February 16, 2023
A breathtaking crescent moon accompanies me as I write this morning. She reminds me that there is nothing like the moon in a dark sky to bring me to immediate silence. Like the Tibetan bell we used to ring before worship, she has the effect of instantly hushing my mind and calling me to complete attention. I am immediately under her spell and spend many minutes taking in her beauty.

Last evening, Joel and I watched “In Pursuit of Silence,” a movie that led to the book I am reading now, Notes on Silence. The movie and the book include beautiful photographs, essays and interviews with people who are in some kind of conscious relationship with silence – seeking it, studying it, reveling in it, grieving the loss of it. Now that I think of it, I don’t remember any particular images of the moon. Tall treed forests and winds through grassy fields, yes. Walking trails on monastery grounds, even one of those rooms with negative decibels level of sound, but no moon. It makes me want to ask people what brings them to immediate silence. (When I can figure out how to get you to be able to respond on this blog, please tell me!) Perhaps there are “bells” everywhere that hush people in different ways. Mine is the moon.

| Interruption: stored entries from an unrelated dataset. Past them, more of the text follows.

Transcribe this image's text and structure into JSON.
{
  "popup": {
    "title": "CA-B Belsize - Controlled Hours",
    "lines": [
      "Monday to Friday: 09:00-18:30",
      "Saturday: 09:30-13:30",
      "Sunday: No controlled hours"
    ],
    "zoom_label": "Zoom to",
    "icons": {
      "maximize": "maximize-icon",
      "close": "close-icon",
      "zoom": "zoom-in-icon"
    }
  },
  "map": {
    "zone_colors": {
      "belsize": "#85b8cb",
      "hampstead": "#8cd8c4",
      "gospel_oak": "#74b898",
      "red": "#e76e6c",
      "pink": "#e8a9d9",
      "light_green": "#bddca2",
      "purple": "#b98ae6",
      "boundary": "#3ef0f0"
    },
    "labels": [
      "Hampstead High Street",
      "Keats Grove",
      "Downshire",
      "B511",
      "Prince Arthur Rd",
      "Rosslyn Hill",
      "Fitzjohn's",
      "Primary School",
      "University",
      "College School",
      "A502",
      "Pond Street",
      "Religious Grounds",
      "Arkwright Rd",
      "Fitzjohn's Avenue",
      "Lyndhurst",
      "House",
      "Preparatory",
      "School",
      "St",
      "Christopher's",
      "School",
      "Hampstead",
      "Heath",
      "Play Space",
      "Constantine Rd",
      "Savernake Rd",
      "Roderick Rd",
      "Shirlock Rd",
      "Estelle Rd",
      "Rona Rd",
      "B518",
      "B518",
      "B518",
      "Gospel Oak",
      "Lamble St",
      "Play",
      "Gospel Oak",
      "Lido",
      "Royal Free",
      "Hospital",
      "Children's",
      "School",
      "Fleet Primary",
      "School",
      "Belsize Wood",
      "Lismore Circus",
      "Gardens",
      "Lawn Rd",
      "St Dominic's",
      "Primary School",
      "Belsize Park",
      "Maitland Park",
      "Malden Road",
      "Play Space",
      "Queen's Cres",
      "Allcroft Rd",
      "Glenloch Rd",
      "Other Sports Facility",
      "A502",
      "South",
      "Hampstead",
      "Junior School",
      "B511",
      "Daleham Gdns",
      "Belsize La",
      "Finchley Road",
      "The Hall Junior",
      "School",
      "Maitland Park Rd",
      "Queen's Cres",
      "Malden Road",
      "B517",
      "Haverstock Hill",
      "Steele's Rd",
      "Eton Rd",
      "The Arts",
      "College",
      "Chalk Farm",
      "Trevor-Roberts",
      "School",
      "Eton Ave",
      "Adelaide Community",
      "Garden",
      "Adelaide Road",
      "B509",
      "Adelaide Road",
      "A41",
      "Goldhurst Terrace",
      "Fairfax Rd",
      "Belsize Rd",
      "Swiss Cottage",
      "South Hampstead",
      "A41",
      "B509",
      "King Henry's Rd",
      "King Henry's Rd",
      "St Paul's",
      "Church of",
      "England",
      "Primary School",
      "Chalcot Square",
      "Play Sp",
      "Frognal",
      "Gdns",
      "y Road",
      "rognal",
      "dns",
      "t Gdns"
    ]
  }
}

I was pleased when after watching the movie together, Joel told me that it helped him to understand my desire and plan for the ninety day silence. Pleased but also surprised that he didn’t fully understand it already. It was when we first started living together thirty years ago that I asked him not to speak to me in the early morning. He could give me a morning kiss, but that was it! Once the silence is broken in my mornings, the whole momentum and feeling of the day changes. While pastoring the church together, we got out of that habit. There was always something that had to be said. But in retirement, I’d like to return to that protocol in preparation for the “great silence” to come. My three months, not death!